Acredito, também, que seria possível encontrar muitas formas alternativas de promover a pertença e integração. A UBI até as tem, nas actividades culturais, nas tunas, no festival de teatro, na actividade dos núcleos, e na que é levada a cabo pelo cine-clube. Mais do que as praxes, é a continuidade de tais actividades que promove duradouramente um ambiente estudantil, identidade própria e espírito de corpo. Onde haja lugar para a diferença.
Ao invés, o que tristemente observamos por todo o País são, anos a fio, relatos de más práticas relacionadas com as praxes. É verdade que as "boas práticas" não são notícia nem chegam aos jornais. Mas não deixam de ser arrepiantes esses relatos de exibição boçal de poder, dominação e bota cardada.
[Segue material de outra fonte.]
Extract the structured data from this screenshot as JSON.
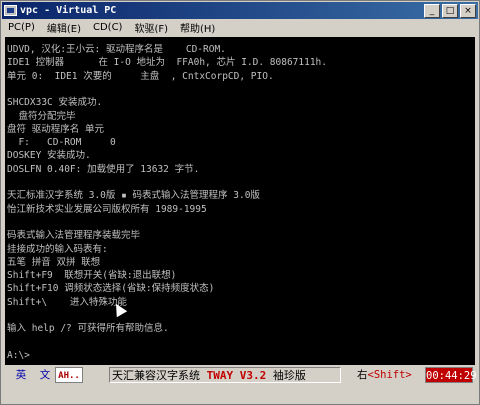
{
  "window": {
    "title": "vpc - Virtual PC",
    "buttons": {
      "minimize": "_",
      "maximize": "□",
      "close": "×"
    }
  },
  "menu": [
    "PC(P)",
    "编辑(E)",
    "CD(C)",
    "软驱(F)",
    "帮助(H)"
  ],
  "terminal": {
    "lines": [
      "UDVD, 汉化:王小云: 驱动程序名是    CD-ROM.",
      "IDE1 控制器      在 I-O 地址为  FFA0h, 芯片 I.D. 80867111h.",
      "单元 0:  IDE1 次要的     主盘  , CntxCorpCD, PIO.",
      "",
      "SHCDX33C 安装成功.",
      "  盘符分配完毕",
      "盘符 驱动程序名 单元",
      "  F:   CD-ROM     0",
      "DOSKEY 安装成功.",
      "DOSLFN 0.40F: 加载使用了 13632 字节.",
      "",
      "天汇标准汉字系统 3.0版 ▪ 码表式输入法管理程序 3.0版",
      "怡江新技术实业发展公司版权所有 1989-1995",
      "",
      "码表式输入法管理程序装载完毕",
      "挂接成功的输入码表有:",
      "五笔 拼音 双拼 联想",
      "Shift+F9  联想开关(省缺:退出联想)",
      "Shift+F10 调频状态选择(省缺:保持频度状态)",
      "Shift+\\    进入特殊功能",
      "",
      "输入 help /? 可获得所有帮助信息.",
      "",
      "A:\\>"
    ]
  },
  "status": {
    "english": "英",
    "wen": "文",
    "ah": "AH..",
    "system_name": "天汇兼容汉字系统",
    "version": "TWAY V3.2",
    "edition": "袖珍版",
    "right_label": "右",
    "shift": "<Shift>",
    "time": "00:44:29"
  },
  "colors": {
    "title_bar": "#0a246a",
    "terminal_bg": "#000000",
    "terminal_text": "#c0c0c0",
    "status_accent": "#c00000"
  }
}
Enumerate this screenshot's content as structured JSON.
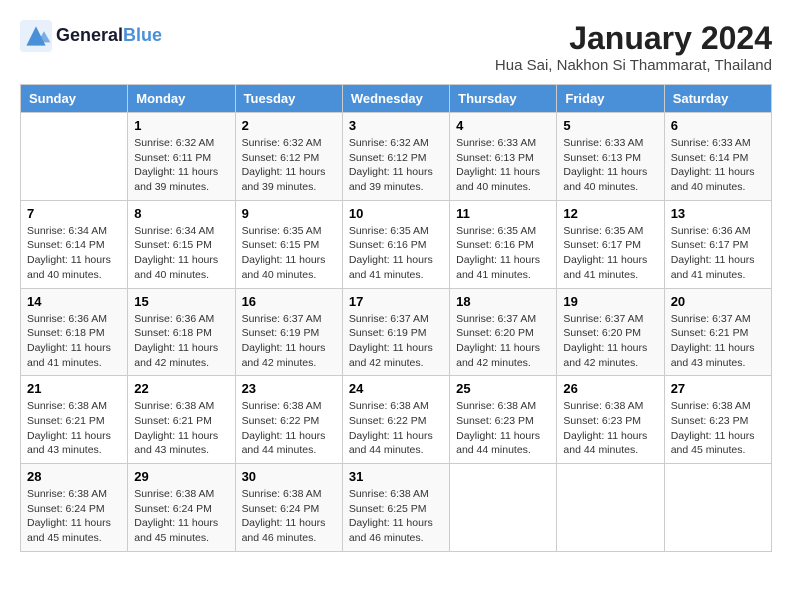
{
  "header": {
    "logo_text_general": "General",
    "logo_text_blue": "Blue",
    "month_year": "January 2024",
    "location": "Hua Sai, Nakhon Si Thammarat, Thailand"
  },
  "days_of_week": [
    "Sunday",
    "Monday",
    "Tuesday",
    "Wednesday",
    "Thursday",
    "Friday",
    "Saturday"
  ],
  "weeks": [
    [
      {
        "day": "",
        "info": ""
      },
      {
        "day": "1",
        "info": "Sunrise: 6:32 AM\nSunset: 6:11 PM\nDaylight: 11 hours\nand 39 minutes."
      },
      {
        "day": "2",
        "info": "Sunrise: 6:32 AM\nSunset: 6:12 PM\nDaylight: 11 hours\nand 39 minutes."
      },
      {
        "day": "3",
        "info": "Sunrise: 6:32 AM\nSunset: 6:12 PM\nDaylight: 11 hours\nand 39 minutes."
      },
      {
        "day": "4",
        "info": "Sunrise: 6:33 AM\nSunset: 6:13 PM\nDaylight: 11 hours\nand 40 minutes."
      },
      {
        "day": "5",
        "info": "Sunrise: 6:33 AM\nSunset: 6:13 PM\nDaylight: 11 hours\nand 40 minutes."
      },
      {
        "day": "6",
        "info": "Sunrise: 6:33 AM\nSunset: 6:14 PM\nDaylight: 11 hours\nand 40 minutes."
      }
    ],
    [
      {
        "day": "7",
        "info": "Sunrise: 6:34 AM\nSunset: 6:14 PM\nDaylight: 11 hours\nand 40 minutes."
      },
      {
        "day": "8",
        "info": "Sunrise: 6:34 AM\nSunset: 6:15 PM\nDaylight: 11 hours\nand 40 minutes."
      },
      {
        "day": "9",
        "info": "Sunrise: 6:35 AM\nSunset: 6:15 PM\nDaylight: 11 hours\nand 40 minutes."
      },
      {
        "day": "10",
        "info": "Sunrise: 6:35 AM\nSunset: 6:16 PM\nDaylight: 11 hours\nand 41 minutes."
      },
      {
        "day": "11",
        "info": "Sunrise: 6:35 AM\nSunset: 6:16 PM\nDaylight: 11 hours\nand 41 minutes."
      },
      {
        "day": "12",
        "info": "Sunrise: 6:35 AM\nSunset: 6:17 PM\nDaylight: 11 hours\nand 41 minutes."
      },
      {
        "day": "13",
        "info": "Sunrise: 6:36 AM\nSunset: 6:17 PM\nDaylight: 11 hours\nand 41 minutes."
      }
    ],
    [
      {
        "day": "14",
        "info": "Sunrise: 6:36 AM\nSunset: 6:18 PM\nDaylight: 11 hours\nand 41 minutes."
      },
      {
        "day": "15",
        "info": "Sunrise: 6:36 AM\nSunset: 6:18 PM\nDaylight: 11 hours\nand 42 minutes."
      },
      {
        "day": "16",
        "info": "Sunrise: 6:37 AM\nSunset: 6:19 PM\nDaylight: 11 hours\nand 42 minutes."
      },
      {
        "day": "17",
        "info": "Sunrise: 6:37 AM\nSunset: 6:19 PM\nDaylight: 11 hours\nand 42 minutes."
      },
      {
        "day": "18",
        "info": "Sunrise: 6:37 AM\nSunset: 6:20 PM\nDaylight: 11 hours\nand 42 minutes."
      },
      {
        "day": "19",
        "info": "Sunrise: 6:37 AM\nSunset: 6:20 PM\nDaylight: 11 hours\nand 42 minutes."
      },
      {
        "day": "20",
        "info": "Sunrise: 6:37 AM\nSunset: 6:21 PM\nDaylight: 11 hours\nand 43 minutes."
      }
    ],
    [
      {
        "day": "21",
        "info": "Sunrise: 6:38 AM\nSunset: 6:21 PM\nDaylight: 11 hours\nand 43 minutes."
      },
      {
        "day": "22",
        "info": "Sunrise: 6:38 AM\nSunset: 6:21 PM\nDaylight: 11 hours\nand 43 minutes."
      },
      {
        "day": "23",
        "info": "Sunrise: 6:38 AM\nSunset: 6:22 PM\nDaylight: 11 hours\nand 44 minutes."
      },
      {
        "day": "24",
        "info": "Sunrise: 6:38 AM\nSunset: 6:22 PM\nDaylight: 11 hours\nand 44 minutes."
      },
      {
        "day": "25",
        "info": "Sunrise: 6:38 AM\nSunset: 6:23 PM\nDaylight: 11 hours\nand 44 minutes."
      },
      {
        "day": "26",
        "info": "Sunrise: 6:38 AM\nSunset: 6:23 PM\nDaylight: 11 hours\nand 44 minutes."
      },
      {
        "day": "27",
        "info": "Sunrise: 6:38 AM\nSunset: 6:23 PM\nDaylight: 11 hours\nand 45 minutes."
      }
    ],
    [
      {
        "day": "28",
        "info": "Sunrise: 6:38 AM\nSunset: 6:24 PM\nDaylight: 11 hours\nand 45 minutes."
      },
      {
        "day": "29",
        "info": "Sunrise: 6:38 AM\nSunset: 6:24 PM\nDaylight: 11 hours\nand 45 minutes."
      },
      {
        "day": "30",
        "info": "Sunrise: 6:38 AM\nSunset: 6:24 PM\nDaylight: 11 hours\nand 46 minutes."
      },
      {
        "day": "31",
        "info": "Sunrise: 6:38 AM\nSunset: 6:25 PM\nDaylight: 11 hours\nand 46 minutes."
      },
      {
        "day": "",
        "info": ""
      },
      {
        "day": "",
        "info": ""
      },
      {
        "day": "",
        "info": ""
      }
    ]
  ]
}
E o pior é que a moda alastra, e hoje já se manifesta, sem qualquer justificação, no secundário e no terceiro ciclo. Ora infelizmente as escolas já são locais suficientemente violentos para alguns jovens, mesmo sem rituais organizados para a convocar.
Na Covilhã, a possibilidade de ser "objector" e a divulgação forte de que foi alvo é um dos pontos positivos da praxe ubiana. Bom seria, também, que tentassem marcar a diferença pela positiva em relação às outras academias, expurgando tais rituais carga de poder que ainda hoje inevitavelmente comportam.
As grandes manifestações colectivas são locais privilegiados de revelação do indivíduo, e creio que aquilo que aí se mostra é parte essencial e constitutiva de cada um - ou, mais prosaicamente, aquilo que, no meio da massa, vem à tona nos comportamentos individuais é exactamente o que o que repousa no indivíduo. Sem máscara. É o enraizado e sedimentado naquela personalidade, que dificilmente poderá ser alterado. Quando o verniz estala, e sobretudo em situações que envolvem um potencial de crueldade e humilhação, não é gaffe ou deslize que se revela, mas verdadeira falha de carácter. Por isso devia cultivar-se uma estética da praxe, à semelhança das boas maneiras, que promovesse as boas práticas. Para que o verniz não estale. E não sejamos obrigados a ver os outros como eles são.